European Commissioner in Athens to discuss tax issues

Finance Minister Yannis Stournaras was to meet in Athens on Monday with the European Commissioner for Taxation and Customs Union, Audit and Anti-Fraud, Algirdas Semeta, to discuss Greece’s efforts to improve tax collection and other economic reforms pledged to the country’s foreign creditors.

Semeta is to meet with the head of the Hellenic Statistical Authority (ELSTAT), Andreas Georgiou, on Monday before he addresses Parliament’s European affairs and transparency committees.

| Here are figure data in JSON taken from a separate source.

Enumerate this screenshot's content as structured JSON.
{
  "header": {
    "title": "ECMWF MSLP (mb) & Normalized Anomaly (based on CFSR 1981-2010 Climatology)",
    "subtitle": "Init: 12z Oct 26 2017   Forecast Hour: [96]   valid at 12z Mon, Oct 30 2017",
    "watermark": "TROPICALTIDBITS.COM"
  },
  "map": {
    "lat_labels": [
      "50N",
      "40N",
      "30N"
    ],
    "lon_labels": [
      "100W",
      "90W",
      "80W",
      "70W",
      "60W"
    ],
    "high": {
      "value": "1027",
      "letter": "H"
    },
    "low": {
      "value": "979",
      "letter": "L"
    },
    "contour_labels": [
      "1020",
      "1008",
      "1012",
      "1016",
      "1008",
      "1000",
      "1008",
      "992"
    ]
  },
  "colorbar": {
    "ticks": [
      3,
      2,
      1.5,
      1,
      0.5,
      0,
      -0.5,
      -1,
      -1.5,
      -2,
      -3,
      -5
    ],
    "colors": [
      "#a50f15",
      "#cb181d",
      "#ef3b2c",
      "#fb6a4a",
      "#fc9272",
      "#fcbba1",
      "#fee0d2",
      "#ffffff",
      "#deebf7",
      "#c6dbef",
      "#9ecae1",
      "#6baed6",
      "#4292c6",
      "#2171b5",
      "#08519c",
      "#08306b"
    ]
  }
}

The Lithuanian commissioner is to give a press conference in the afternoon before leaving Athens.

One of the top issues that Greek government officials are expected to broach in talks with Semeta is their request for a lowering of the 23 percent value added tax rate on restaurants and tavernas despite comments by International Monetary Fund chief Christine Lagarde over the weekend all but ruling out such a move.

Inspectors of the IMF and Greece’s two other official foreign creditors, the European Commission and European Central Bank, are due in Athens on Tuesday for a new audit.

Also on Tuesday, a cross-party committee is to convene to discuss the new unified property tax which is to be enforced from 2014, replacing the emergency property levy which has been attached to electricity bills since its introduction in the fall of 2011. The Finance Ministry was on Monday expected to submit proposals for alternative scenarios to the committee for the new property levy which will also tax plots of land unless the owners can prove that the plots are being cultivated.